[無畏的無謂]2017/07/30
「自我迷失於那無底的確定性,感覺從此是自己人生的局外人,但這樣的距離足以擴大生命,擺脫彷彿情人般的如豆目光──在此存在某種解放的原則。這個嶄新的獨立性有時間限制,如同所有行動的自由。它不會開一張永恆的支票。但它替代了自由的幻覺;所有幻覺因死亡而終結。《薛西弗斯的神話──卡謬》」
颱風天,天氣忽然挾帶著濕氣的降溫,讓我忽然感覺需要放空。所以昨天就認真的放空兩個小時……兩個小時的工作效率也非常好,很純粹的工作,甚麼都沒有多想。這種真空狀態有時是偶遇不可多求,不用處理其他事情專心的看稿子,是幸福的。很怕爆稿啊!一連串類似的題材,也不能說劇情相似,而是類似,看多了容易思考疲勞……
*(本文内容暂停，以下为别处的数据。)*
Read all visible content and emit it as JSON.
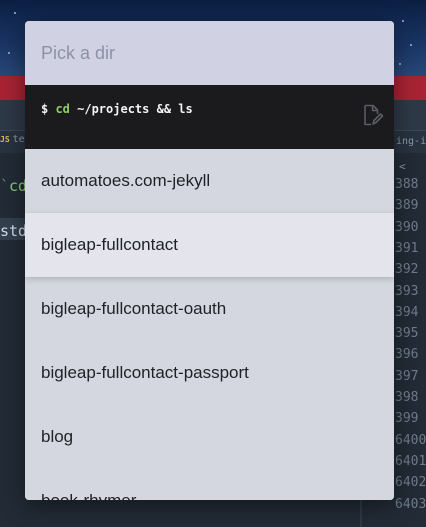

不用開會的時候我聽著cero / Orphans,整個人懶洋洋的,似乎也只有這種狀況,能讓自己稍稍放鬆一點,軟軟的慵懶感……工作時的背景音樂是很重要的,寫小說時更是!挑選音樂讓我更能進入狀態!每個時期喜歡的聲線都不同,自從我抹去性別意識自認是個美少年之後,我就特別喜歡cero主唱高城晶平的聲線。這種喜歡很複雜,我應該說這種聲音符合我心底對於現狀的某種形象……未明未詳的狀態,或者也可以忽稱對自我模糊認識的曖昧。是模糊不是抽象的那種明確感……
過了一個年紀,又或者該說到了一個年紀之後,很難明確建立自身對於性別意識的認知。男生如何?女生又如何?我從不覺得該如何……我是我,也只是我,性別不應該綁架我對於自我與外界的認知。我沒有性別認同障礙,我只是想主動抹去性別這個象徵符號……生理是女性,心理我希望自己是個未成年半熟卵的狀態……保持對這世界的樂觀,然後大無畏的往前走去。我不確定是否有人能夠理解我對於這種想望的堅持,但我也確實是不需要確定他人是否理解。